Why is it some people just have that special something, that charisma?
Creating this all important vibe is extremely important when it comes to conveying the power of social media. This is mainly because using social media networks for marketing only works if the person managing these networks REALLY gets the idea and is EXCITED about it! This is because social media is exactly what it says on the tin, ie “social.” There is no point in understanding how it functions without understanding the ultimate purpose. So, back to the original question – how do great speakers and trainers inspire their audiences?
Here are a few indicators:
THEIR VOICE CHANGES PITCH
When delivering a presentation it’s key that speakers don’t just speak monotonously at their audience. Change of pace, tone and pitch is vital. Boring speakers remind everyone of their drabbest teacher at school who was usually very out of control of his/her pupils. This is because they couldn’t command attention or respect. And many adults don’t necessarily have that much longer an attention span than teenagers – let’s face it!
THEY MOVE AROUND
Moving around the speaking area (obviously not too manically) is also important, as it conveys excitement and flow. It subconsciously indicates to the audience that the speaker is enthusiastic about what he/she is talking about and also that there is more interesting content to come. Standing in the same spot indicates a lack of momentum which gets the audience yawning.

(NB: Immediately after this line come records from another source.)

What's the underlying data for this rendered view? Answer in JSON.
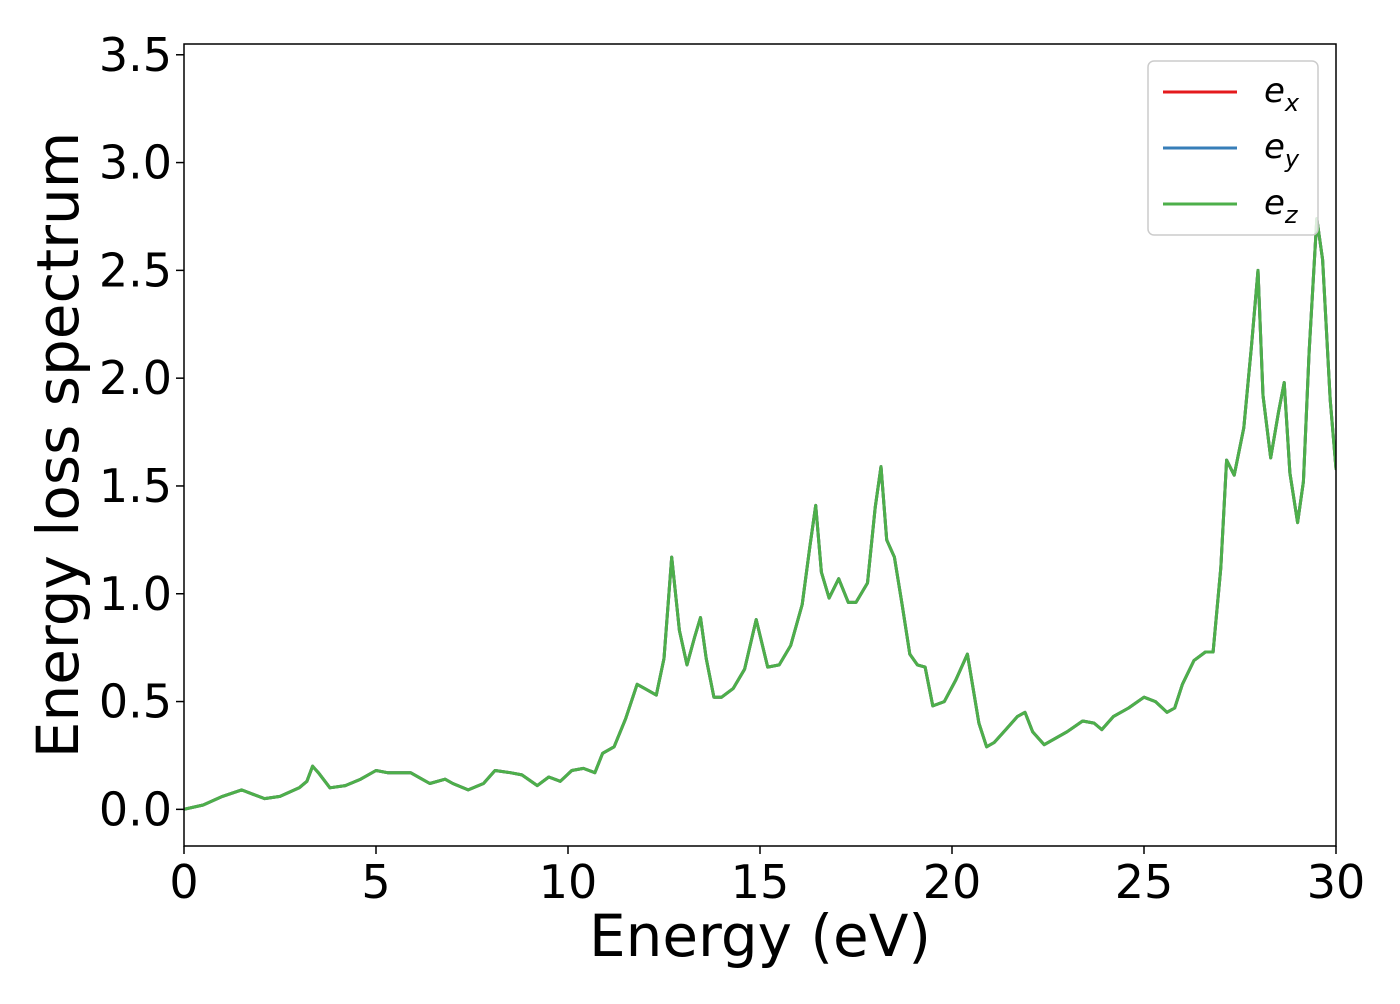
{
  "chart_data": {
    "type": "line",
    "title": "",
    "xlabel": "Energy (eV)",
    "ylabel": "Energy loss spectrum",
    "xlim": [
      0,
      30
    ],
    "ylim": [
      -0.17,
      3.55
    ],
    "xticks": [
      0,
      5,
      10,
      15,
      20,
      25,
      30
    ],
    "yticks": [
      0.0,
      0.5,
      1.0,
      1.5,
      2.0,
      2.5,
      3.0,
      3.5
    ],
    "xtick_labels": [
      "0",
      "5",
      "10",
      "15",
      "20",
      "25",
      "30"
    ],
    "ytick_labels": [
      "0.0",
      "0.5",
      "1.0",
      "1.5",
      "2.0",
      "2.5",
      "3.0",
      "3.5"
    ],
    "grid": false,
    "legend_position": "top-right",
    "series": [
      {
        "name": "e_x",
        "label_main": "e",
        "label_sub": "x",
        "color": "#e41a1c",
        "x": [
          0,
          0.5,
          1.0,
          1.5,
          1.8,
          2.1,
          2.5,
          3.0,
          3.2,
          3.35,
          3.5,
          3.8,
          4.2,
          4.6,
          5.0,
          5.3,
          5.6,
          5.9,
          6.2,
          6.4,
          6.8,
          7.0,
          7.4,
          7.8,
          8.1,
          8.5,
          8.8,
          9.2,
          9.5,
          9.8,
          10.1,
          10.4,
          10.7,
          10.9,
          11.2,
          11.5,
          11.8,
          12.0,
          12.3,
          12.5,
          12.7,
          12.9,
          13.1,
          13.3,
          13.45,
          13.6,
          13.8,
          14.0,
          14.3,
          14.6,
          14.9,
          15.2,
          15.5,
          15.8,
          16.1,
          16.3,
          16.45,
          16.6,
          16.8,
          17.05,
          17.3,
          17.5,
          17.8,
          18.0,
          18.15,
          18.3,
          18.5,
          18.7,
          18.9,
          19.1,
          19.3,
          19.5,
          19.8,
          20.1,
          20.4,
          20.7,
          20.9,
          21.1,
          21.4,
          21.7,
          21.9,
          22.1,
          22.4,
          22.7,
          23.0,
          23.4,
          23.7,
          23.9,
          24.2,
          24.6,
          25.0,
          25.3,
          25.6,
          25.8,
          26.0,
          26.3,
          26.6,
          26.8,
          27.0,
          27.15,
          27.35,
          27.6,
          27.8,
          27.97,
          28.1,
          28.3,
          28.5,
          28.65,
          28.8,
          29.0,
          29.15,
          29.3,
          29.5,
          29.65,
          29.85,
          30.0
        ],
        "y": [
          0.0,
          0.02,
          0.06,
          0.09,
          0.07,
          0.05,
          0.06,
          0.1,
          0.13,
          0.2,
          0.17,
          0.1,
          0.11,
          0.14,
          0.18,
          0.17,
          0.17,
          0.17,
          0.14,
          0.12,
          0.14,
          0.12,
          0.09,
          0.12,
          0.18,
          0.17,
          0.16,
          0.11,
          0.15,
          0.13,
          0.18,
          0.19,
          0.17,
          0.26,
          0.29,
          0.42,
          0.58,
          0.56,
          0.53,
          0.7,
          1.17,
          0.83,
          0.67,
          0.8,
          0.89,
          0.7,
          0.52,
          0.52,
          0.56,
          0.65,
          0.88,
          0.66,
          0.67,
          0.76,
          0.95,
          1.22,
          1.41,
          1.1,
          0.98,
          1.07,
          0.96,
          0.96,
          1.05,
          1.4,
          1.59,
          1.25,
          1.17,
          0.95,
          0.72,
          0.67,
          0.66,
          0.48,
          0.5,
          0.6,
          0.72,
          0.4,
          0.29,
          0.31,
          0.37,
          0.43,
          0.45,
          0.36,
          0.3,
          0.33,
          0.36,
          0.41,
          0.4,
          0.37,
          0.43,
          0.47,
          0.52,
          0.5,
          0.45,
          0.47,
          0.58,
          0.69,
          0.73,
          0.73,
          1.12,
          1.62,
          1.55,
          1.77,
          2.15,
          2.5,
          1.92,
          1.63,
          1.84,
          1.98,
          1.56,
          1.33,
          1.52,
          2.12,
          2.74,
          2.55,
          1.9,
          1.58
        ]
      },
      {
        "name": "e_y",
        "label_main": "e",
        "label_sub": "y",
        "color": "#377eb8",
        "x": [
          0,
          0.5,
          1.0,
          1.5,
          1.8,
          2.1,
          2.5,
          3.0,
          3.2,
          3.35,
          3.5,
          3.8,
          4.2,
          4.6,
          5.0,
          5.3,
          5.6,
          5.9,
          6.2,
          6.4,
          6.8,
          7.0,
          7.4,
          7.8,
          8.1,
          8.5,
          8.8,
          9.2,
          9.5,
          9.8,
          10.1,
          10.4,
          10.7,
          10.9,
          11.2,
          11.5,
          11.8,
          12.0,
          12.3,
          12.5,
          12.7,
          12.9,
          13.1,
          13.3,
          13.45,
          13.6,
          13.8,
          14.0,
          14.3,
          14.6,
          14.9,
          15.2,
          15.5,
          15.8,
          16.1,
          16.3,
          16.45,
          16.6,
          16.8,
          17.05,
          17.3,
          17.5,
          17.8,
          18.0,
          18.15,
          18.3,
          18.5,
          18.7,
          18.9,
          19.1,
          19.3,
          19.5,
          19.8,
          20.1,
          20.4,
          20.7,
          20.9,
          21.1,
          21.4,
          21.7,
          21.9,
          22.1,
          22.4,
          22.7,
          23.0,
          23.4,
          23.7,
          23.9,
          24.2,
          24.6,
          25.0,
          25.3,
          25.6,
          25.8,
          26.0,
          26.3,
          26.6,
          26.8,
          27.0,
          27.15,
          27.35,
          27.6,
          27.8,
          27.97,
          28.1,
          28.3,
          28.5,
          28.65,
          28.8,
          29.0,
          29.15,
          29.3,
          29.5,
          29.65,
          29.85,
          30.0
        ],
        "y": [
          0.0,
          0.02,
          0.06,
          0.09,
          0.07,
          0.05,
          0.06,
          0.1,
          0.13,
          0.2,
          0.17,
          0.1,
          0.11,
          0.14,
          0.18,
          0.17,
          0.17,
          0.17,
          0.14,
          0.12,
          0.14,
          0.12,
          0.09,
          0.12,
          0.18,
          0.17,
          0.16,
          0.11,
          0.15,
          0.13,
          0.18,
          0.19,
          0.17,
          0.26,
          0.29,
          0.42,
          0.58,
          0.56,
          0.53,
          0.7,
          1.17,
          0.83,
          0.67,
          0.8,
          0.89,
          0.7,
          0.52,
          0.52,
          0.56,
          0.65,
          0.88,
          0.66,
          0.67,
          0.76,
          0.95,
          1.22,
          1.41,
          1.1,
          0.98,
          1.07,
          0.96,
          0.96,
          1.05,
          1.4,
          1.59,
          1.25,
          1.17,
          0.95,
          0.72,
          0.67,
          0.66,
          0.48,
          0.5,
          0.6,
          0.72,
          0.4,
          0.29,
          0.31,
          0.37,
          0.43,
          0.45,
          0.36,
          0.3,
          0.33,
          0.36,
          0.41,
          0.4,
          0.37,
          0.43,
          0.47,
          0.52,
          0.5,
          0.45,
          0.47,
          0.58,
          0.69,
          0.73,
          0.73,
          1.12,
          1.62,
          1.55,
          1.77,
          2.15,
          2.5,
          1.92,
          1.63,
          1.84,
          1.98,
          1.56,
          1.33,
          1.52,
          2.12,
          2.74,
          2.55,
          1.9,
          1.58
        ]
      },
      {
        "name": "e_z",
        "label_main": "e",
        "label_sub": "z",
        "color": "#4daf4a",
        "x": [
          0,
          0.5,
          1.0,
          1.5,
          1.8,
          2.1,
          2.5,
          3.0,
          3.2,
          3.35,
          3.5,
          3.8,
          4.2,
          4.6,
          5.0,
          5.3,
          5.6,
          5.9,
          6.2,
          6.4,
          6.8,
          7.0,
          7.4,
          7.8,
          8.1,
          8.5,
          8.8,
          9.2,
          9.5,
          9.8,
          10.1,
          10.4,
          10.7,
          10.9,
          11.2,
          11.5,
          11.8,
          12.0,
          12.3,
          12.5,
          12.7,
          12.9,
          13.1,
          13.3,
          13.45,
          13.6,
          13.8,
          14.0,
          14.3,
          14.6,
          14.9,
          15.2,
          15.5,
          15.8,
          16.1,
          16.3,
          16.45,
          16.6,
          16.8,
          17.05,
          17.3,
          17.5,
          17.8,
          18.0,
          18.15,
          18.3,
          18.5,
          18.7,
          18.9,
          19.1,
          19.3,
          19.5,
          19.8,
          20.1,
          20.4,
          20.7,
          20.9,
          21.1,
          21.4,
          21.7,
          21.9,
          22.1,
          22.4,
          22.7,
          23.0,
          23.4,
          23.7,
          23.9,
          24.2,
          24.6,
          25.0,
          25.3,
          25.6,
          25.8,
          26.0,
          26.3,
          26.6,
          26.8,
          27.0,
          27.15,
          27.35,
          27.6,
          27.8,
          27.97,
          28.1,
          28.3,
          28.5,
          28.65,
          28.8,
          29.0,
          29.15,
          29.3,
          29.5,
          29.65,
          29.85,
          30.0
        ],
        "y": [
          0.0,
          0.02,
          0.06,
          0.09,
          0.07,
          0.05,
          0.06,
          0.1,
          0.13,
          0.2,
          0.17,
          0.1,
          0.11,
          0.14,
          0.18,
          0.17,
          0.17,
          0.17,
          0.14,
          0.12,
          0.14,
          0.12,
          0.09,
          0.12,
          0.18,
          0.17,
          0.16,
          0.11,
          0.15,
          0.13,
          0.18,
          0.19,
          0.17,
          0.26,
          0.29,
          0.42,
          0.58,
          0.56,
          0.53,
          0.7,
          1.17,
          0.83,
          0.67,
          0.8,
          0.89,
          0.7,
          0.52,
          0.52,
          0.56,
          0.65,
          0.88,
          0.66,
          0.67,
          0.76,
          0.95,
          1.22,
          1.41,
          1.1,
          0.98,
          1.07,
          0.96,
          0.96,
          1.05,
          1.4,
          1.59,
          1.25,
          1.17,
          0.95,
          0.72,
          0.67,
          0.66,
          0.48,
          0.5,
          0.6,
          0.72,
          0.4,
          0.29,
          0.31,
          0.37,
          0.43,
          0.45,
          0.36,
          0.3,
          0.33,
          0.36,
          0.41,
          0.4,
          0.37,
          0.43,
          0.47,
          0.52,
          0.5,
          0.45,
          0.47,
          0.58,
          0.69,
          0.73,
          0.73,
          1.12,
          1.62,
          1.55,
          1.77,
          2.15,
          2.5,
          1.92,
          1.63,
          1.84,
          1.98,
          1.56,
          1.33,
          1.52,
          2.12,
          2.74,
          2.55,
          1.9,
          1.58
        ]
      }
    ]
  }
}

THEY MAKE THEIR POINTS SHORT AND SWEET
Inspiring speakers don’t go over the same point again and again. They bring new things all the time to the audience. They add new ideas , use new graphics and imaginative ways to explain these points. If the audience has questions, that’s great as they often encourage participation from the audience which brings us on to our next point…
…THEY ARE INTERACTIVE
Great trainers are keen to speak to their audience, to get feedback. They want to know how the audience feels, what their concerns are. They will ask their audience to explain their problems, their experiences in whatever field they are focusing on. They will want to encourage their audience to ask questions, to get their money’s worth and walk away feeling satisfied.
THEY COME PREPARED
One clever way of getting the audience feeling as if they are part of the presentation rather than being lectured to by an uninspiring schoolmaster, is to research some of their businesses and find examples in this area. For example, a social media presentation we did recently had strong feedback partly because we found several examples of the audience’s competitors using social media networks and showed how they were doing it. Admittedly it was a small group, but it helped them see how social media could benefit their businesses.
THAT JE NE SAIS QUOI…
Ever heard someone say about someone: “He/she just had something…that…I can’t put my finger on it…a certain ‘Je ne sais quoi.’” Or perhaps you yourself have met one of these individuals. A warmth, charisma, leadership ability which makes someone stand out in the crowd is not necessarily easy to cultivate overnight, but motivators and trainers who are worth keeping will have it in droves!